Paradise Pedals employs the leg power of up to 15 riders to explore Honolulu's sites and neighborhoods in a manner that earns a high-five from Mother Nature. A series of bicycles joined together beneath a mobile bar, the fuel-free vehicle moseys through streets at approximately 5 miles per hour, and sometimes faster when going down a slope or being pulled by concerned sailors who confuse the structure for a boat. As onboard speakers crank out tunes, one of the company's drivers steers groups along one of two routes, each of which provides unique photo opportunities and chances to check out bars, restaurants, and the beachfronts. With an attached roof, riders can relax, sip nonalcoholic drinks, and remain protected from the sun or the unpredictable downpours of leis that plague Honolulu's forecasts.

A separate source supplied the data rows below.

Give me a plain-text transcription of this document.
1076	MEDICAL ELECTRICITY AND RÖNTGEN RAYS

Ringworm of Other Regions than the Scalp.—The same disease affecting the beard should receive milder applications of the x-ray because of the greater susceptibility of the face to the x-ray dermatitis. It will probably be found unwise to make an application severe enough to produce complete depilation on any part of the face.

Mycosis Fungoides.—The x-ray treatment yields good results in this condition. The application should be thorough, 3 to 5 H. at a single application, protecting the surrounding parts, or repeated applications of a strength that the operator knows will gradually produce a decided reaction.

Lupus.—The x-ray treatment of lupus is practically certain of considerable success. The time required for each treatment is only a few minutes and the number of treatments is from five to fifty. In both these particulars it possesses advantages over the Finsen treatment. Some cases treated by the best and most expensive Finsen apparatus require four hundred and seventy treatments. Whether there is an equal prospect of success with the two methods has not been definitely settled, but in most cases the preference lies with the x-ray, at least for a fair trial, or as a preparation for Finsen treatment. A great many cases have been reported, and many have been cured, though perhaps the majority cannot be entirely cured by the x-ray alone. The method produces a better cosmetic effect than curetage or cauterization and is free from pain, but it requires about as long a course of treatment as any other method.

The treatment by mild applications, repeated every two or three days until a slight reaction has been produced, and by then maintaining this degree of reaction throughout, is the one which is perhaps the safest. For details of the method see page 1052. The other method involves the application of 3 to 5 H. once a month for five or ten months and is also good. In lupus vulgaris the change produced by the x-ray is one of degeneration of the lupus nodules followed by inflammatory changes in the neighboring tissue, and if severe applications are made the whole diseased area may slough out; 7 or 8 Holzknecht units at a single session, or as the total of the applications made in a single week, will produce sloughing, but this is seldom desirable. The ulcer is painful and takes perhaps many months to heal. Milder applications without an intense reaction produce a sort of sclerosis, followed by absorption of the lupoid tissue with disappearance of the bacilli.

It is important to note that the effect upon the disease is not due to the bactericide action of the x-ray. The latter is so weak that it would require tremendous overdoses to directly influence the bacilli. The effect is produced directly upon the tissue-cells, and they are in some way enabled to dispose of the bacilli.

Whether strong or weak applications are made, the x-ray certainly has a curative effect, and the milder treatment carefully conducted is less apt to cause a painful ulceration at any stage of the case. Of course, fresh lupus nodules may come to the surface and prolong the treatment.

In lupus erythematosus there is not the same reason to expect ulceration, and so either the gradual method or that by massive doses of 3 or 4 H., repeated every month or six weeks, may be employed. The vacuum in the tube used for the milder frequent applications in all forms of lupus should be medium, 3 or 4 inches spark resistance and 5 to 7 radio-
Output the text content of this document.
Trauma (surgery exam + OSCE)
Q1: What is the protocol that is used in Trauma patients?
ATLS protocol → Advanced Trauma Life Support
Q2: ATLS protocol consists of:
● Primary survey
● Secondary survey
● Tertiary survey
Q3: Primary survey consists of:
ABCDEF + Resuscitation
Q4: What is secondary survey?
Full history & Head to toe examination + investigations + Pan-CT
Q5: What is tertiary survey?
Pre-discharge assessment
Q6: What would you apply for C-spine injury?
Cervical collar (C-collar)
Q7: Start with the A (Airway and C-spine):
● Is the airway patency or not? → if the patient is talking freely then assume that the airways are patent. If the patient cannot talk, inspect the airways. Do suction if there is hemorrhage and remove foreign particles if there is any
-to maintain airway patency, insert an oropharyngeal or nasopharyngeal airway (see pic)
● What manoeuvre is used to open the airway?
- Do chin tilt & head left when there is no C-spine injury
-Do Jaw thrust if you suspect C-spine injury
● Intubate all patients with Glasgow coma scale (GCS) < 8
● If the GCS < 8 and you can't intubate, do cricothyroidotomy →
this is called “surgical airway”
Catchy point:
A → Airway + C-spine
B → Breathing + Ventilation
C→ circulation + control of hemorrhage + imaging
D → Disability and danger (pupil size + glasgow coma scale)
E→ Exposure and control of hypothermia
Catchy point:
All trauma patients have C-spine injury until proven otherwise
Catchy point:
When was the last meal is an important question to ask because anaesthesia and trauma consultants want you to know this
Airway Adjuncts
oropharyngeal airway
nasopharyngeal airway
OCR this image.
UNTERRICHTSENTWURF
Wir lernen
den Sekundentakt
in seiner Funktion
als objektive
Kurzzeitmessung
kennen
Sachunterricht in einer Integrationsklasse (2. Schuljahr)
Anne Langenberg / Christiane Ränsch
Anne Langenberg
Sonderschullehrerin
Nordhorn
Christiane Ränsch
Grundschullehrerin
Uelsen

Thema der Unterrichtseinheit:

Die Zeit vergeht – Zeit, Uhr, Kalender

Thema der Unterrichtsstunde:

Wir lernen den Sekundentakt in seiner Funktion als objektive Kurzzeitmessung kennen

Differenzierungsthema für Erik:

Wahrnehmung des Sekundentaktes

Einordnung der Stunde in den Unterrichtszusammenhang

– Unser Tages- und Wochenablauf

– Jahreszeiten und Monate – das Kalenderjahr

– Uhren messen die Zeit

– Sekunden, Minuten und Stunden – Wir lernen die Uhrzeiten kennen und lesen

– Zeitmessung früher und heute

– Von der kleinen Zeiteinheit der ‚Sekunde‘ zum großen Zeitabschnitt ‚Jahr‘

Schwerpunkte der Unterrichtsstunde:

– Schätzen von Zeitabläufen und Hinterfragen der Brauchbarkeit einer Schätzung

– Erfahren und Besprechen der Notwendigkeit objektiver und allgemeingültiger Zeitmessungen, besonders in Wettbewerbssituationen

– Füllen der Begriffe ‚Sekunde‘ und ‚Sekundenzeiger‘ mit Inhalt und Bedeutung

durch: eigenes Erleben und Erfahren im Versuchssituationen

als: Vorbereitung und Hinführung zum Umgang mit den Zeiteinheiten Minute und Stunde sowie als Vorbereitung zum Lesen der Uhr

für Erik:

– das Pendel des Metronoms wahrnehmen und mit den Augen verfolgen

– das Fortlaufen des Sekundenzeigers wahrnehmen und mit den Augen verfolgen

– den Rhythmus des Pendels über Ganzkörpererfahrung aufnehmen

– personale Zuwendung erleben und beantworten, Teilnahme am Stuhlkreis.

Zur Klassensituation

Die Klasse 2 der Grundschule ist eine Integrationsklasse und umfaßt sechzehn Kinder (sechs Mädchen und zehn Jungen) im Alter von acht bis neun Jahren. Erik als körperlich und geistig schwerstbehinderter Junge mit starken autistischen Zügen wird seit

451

Enchanted by a walking tour of Manhattan he took in 2007, the Honolulu Star Bulletin reports, Casey Hewes decided that his hometown of Honolulu deserved a similar guided trek focused on its rich history and culture. After recruiting former police officer and fellow lifelong history buff Richard Wong, Hewes opened Ohana Walking Tours one year later. Richard meets patrons beneath the Aliiolani Hale archway—situated right behind the King Kamehameha statue—and leads a two-hour jaunt past such attractions and landmarks as the Iolani Palace and the mayor's office. Guests also visit numerous Hawaiian firsts, including the state's first church, police station, and pizzeria, which was formed by a cooling volcano full of ham and pineapple. Throughout the tour, Richard connects rich anecdotes about Honolulu's past with their relevance to contemporary issues affecting the city today.
A birthday girl surrounded by her best friends dances to her favorite song and moves across a glittering black-granite floor to grab a drink at the bar. Overhead, mirrored ceilings reflect the light of fiber-optic stars. A dancing pole invites flashy dance moves or flashier firefighter imitations. The driver turns around to let everyone know they're about to park. What looks and feels like the VIP section of a nightclub is actually the inside of an Oahu Party Bus. The company's fleet of fully equipped vehicles chauffeurs groups of up to 40 people across the island in style, making stops at scenic locations such as Kualoa Ranch or The Valley of the Temples. Drivers can deliver guests to favorite bars or simply cruise for a one-of-a-kind night on the road. Guests can blast their own music over the bus's sound system, play DVDs on flat-screen TVs, or sing karaoke songs to court applause from passing cars.